44. Table 12-2: Ethical Issues Associated with Bioinformatics

45. Ethical Guidelines and Legislation for Genetic Data/Bioinformatics • ELSI (Ethical, Legal, and Social Implications) Guidelines have been established for federally-funded genomics research. • ELSI requirements do not apply to genomics research in the commercial sector.

46. Ethical Guidelines and Legislation (Continued) • Some genetic-specific privacy laws and policies have been passed in response to concerns about potential misuses of personal genetic data. • In the U.S., laws affecting genetics have been enacted primarily at the state level.

47. Ethical Guidelines and Legislation (Continued) • No U.S. federal laws protect personal genetic data per se. • The Health Insurance Portability and Accountability Act (HIPAA) provides broad protection for personal medical information. • HIPAA protects the privacy of “individually identifiable health information” from “inappropriate use and disclosure.”

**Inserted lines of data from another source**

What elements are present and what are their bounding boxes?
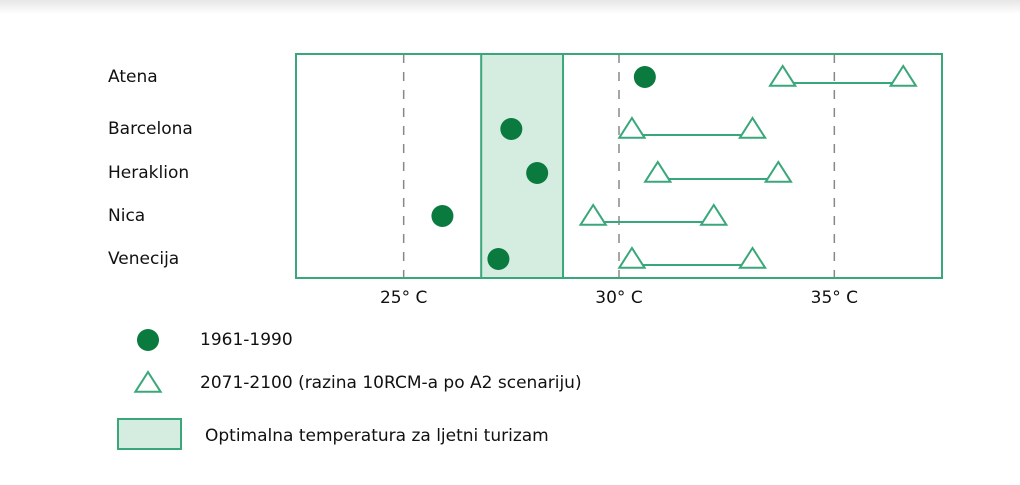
triangle-marker bbox=[738, 116, 767, 139]
x-tick-label: 35° C bbox=[811, 288, 858, 308]
legend-label: Optimalna temperatura za ljetni turizam bbox=[205, 426, 549, 446]
category-label: Atena bbox=[108, 67, 158, 87]
triangle-marker bbox=[888, 64, 918, 87]
dot-marker bbox=[500, 118, 523, 140]
triangle-marker bbox=[617, 116, 647, 139]
triangle-marker bbox=[699, 203, 729, 226]
legend-dot bbox=[137, 329, 159, 351]
triangle-marker bbox=[738, 246, 767, 269]
triangle-marker bbox=[763, 160, 793, 183]
triangle-marker bbox=[617, 246, 647, 269]
x-tick-label: 25° C bbox=[380, 288, 427, 308]
triangle-marker bbox=[578, 203, 608, 226]
triangle-marker bbox=[643, 160, 673, 183]
plot-frame bbox=[295, 53, 943, 279]
dot-marker bbox=[487, 248, 510, 270]
category-label: Heraklion bbox=[108, 163, 189, 183]
dot-marker bbox=[526, 162, 549, 184]
category-label: Nica bbox=[108, 206, 145, 226]
x-tick-label: 30° C bbox=[595, 288, 642, 308]
legend-label: 2071-2100 (razina 10RCM-a po A2 scenarij… bbox=[200, 373, 582, 393]
legend-band bbox=[117, 418, 182, 450]
optimal-band bbox=[480, 53, 565, 279]
triangle-marker bbox=[768, 64, 798, 87]
dot-marker bbox=[431, 205, 454, 227]
dot-marker bbox=[633, 66, 656, 88]
category-label: Barcelona bbox=[108, 119, 193, 139]
category-label: Venecija bbox=[108, 249, 179, 269]
legend-triangle bbox=[133, 370, 163, 393]
frame-shadow bbox=[0, 0, 1020, 14]
legend-label: 1961-1990 bbox=[200, 330, 293, 350]
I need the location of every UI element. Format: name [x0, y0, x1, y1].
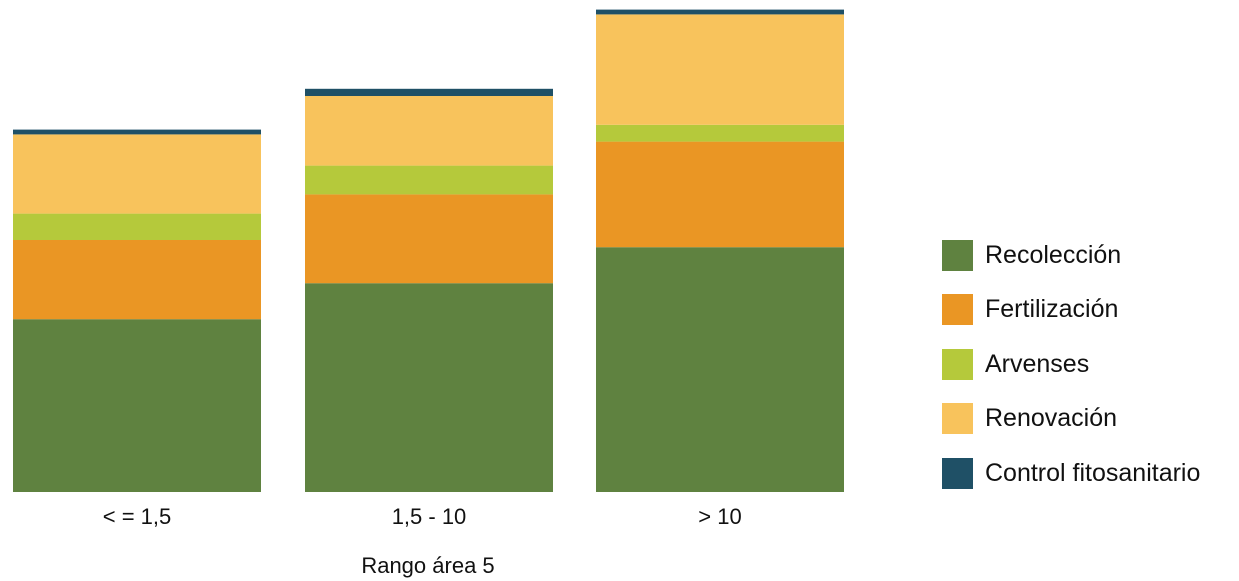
bar-segment-renovación-3	[596, 14, 844, 125]
legend-label: Renovación	[985, 404, 1118, 433]
bar-segment-control-fitosanitario-2	[305, 88, 553, 96]
bar-segment-recolección-2	[305, 283, 553, 492]
bar-segment-fertilización-2	[305, 194, 553, 284]
bar-segment-arvenses-2	[305, 165, 553, 195]
bar-segment-renovación-1	[13, 134, 261, 214]
bar-segment-recolección-1	[13, 319, 261, 492]
stacked-bar-chart: < = 1,5 1,5 - 10 > 10 Rango área 5	[13, 9, 844, 578]
x-axis-title: Rango área 5	[361, 553, 494, 578]
bars-group	[13, 9, 844, 492]
legend-swatch	[942, 403, 973, 435]
legend-item: Recolección	[942, 228, 1200, 283]
legend-item: Control fitosanitario	[942, 446, 1200, 501]
bar-segment-fertilización-3	[596, 141, 844, 248]
legend-item: Fertilización	[942, 283, 1200, 338]
legend-swatch	[942, 239, 973, 271]
bar-segment-arvenses-3	[596, 124, 844, 142]
legend-swatch	[942, 294, 973, 326]
x-tick-labels: < = 1,5 1,5 - 10 > 10	[103, 504, 742, 529]
legend-label: Control fitosanitario	[985, 458, 1201, 487]
x-tick-label: < = 1,5	[103, 504, 172, 529]
x-tick-label: 1,5 - 10	[392, 504, 467, 529]
bar-segment-control-fitosanitario-1	[13, 129, 261, 135]
legend-item: Renovación	[942, 392, 1200, 447]
legend: Recolección Fertilización Arvenses Renovaci…	[942, 228, 1200, 501]
bar-segment-control-fitosanitario-3	[596, 9, 844, 15]
bar-segment-fertilización-1	[13, 240, 261, 320]
bar-segment-recolección-3	[596, 247, 844, 492]
bar-segment-renovación-2	[305, 96, 553, 166]
legend-item: Arvenses	[942, 337, 1200, 392]
legend-label: Fertilización	[985, 295, 1119, 324]
legend-swatch	[942, 348, 973, 380]
x-tick-label: > 10	[698, 504, 741, 529]
legend-label: Arvenses	[985, 349, 1090, 378]
legend-label: Recolección	[985, 240, 1122, 269]
legend-swatch	[942, 457, 973, 489]
bar-segment-arvenses-1	[13, 213, 261, 240]
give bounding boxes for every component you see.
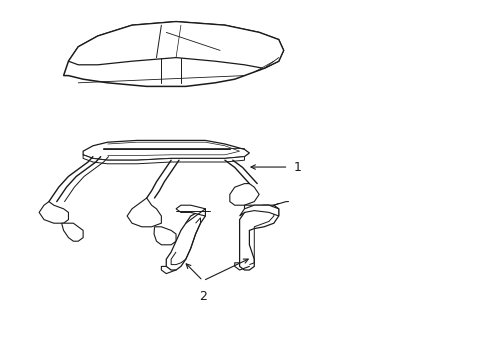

48. Ethical Guidelines and Legislation (Continued) • Critics worry that HIPAA does not provide any special privacy protection for personal genetic information. • It is not clear that HIPAA adequately addresses concerns affecting nonconsensual secondary uses of personal medical and genetic information (Baumer, Earp, and Payton, 2006).

49. Nanotechnology • Rosalyn Berne (2005) defines nanotechnology as: the study, design, and manipulation of natural phenomena, artificial phenomena, and technological phenomena at the nanometer level. • K. Eric Drexler, who coined the term nanotechnology in the 1980s, describes the field as: a branch of engineering dedicated to the development of extremely small electronic circuits and mechanical devices built at the molecular level of matter.

50. Nanotechnology and Nanocomputing • Drexler (1991) predicted that developments in nanotechnology will result in computers at the nano-scale, no bigger in size than bacteria, called nanocomputers. • Nanocomputers can be designed using various types of architectures. • An electronic nanocomputer would operate in a manner similar to present-day computers, differing primarily in terms of size and scale.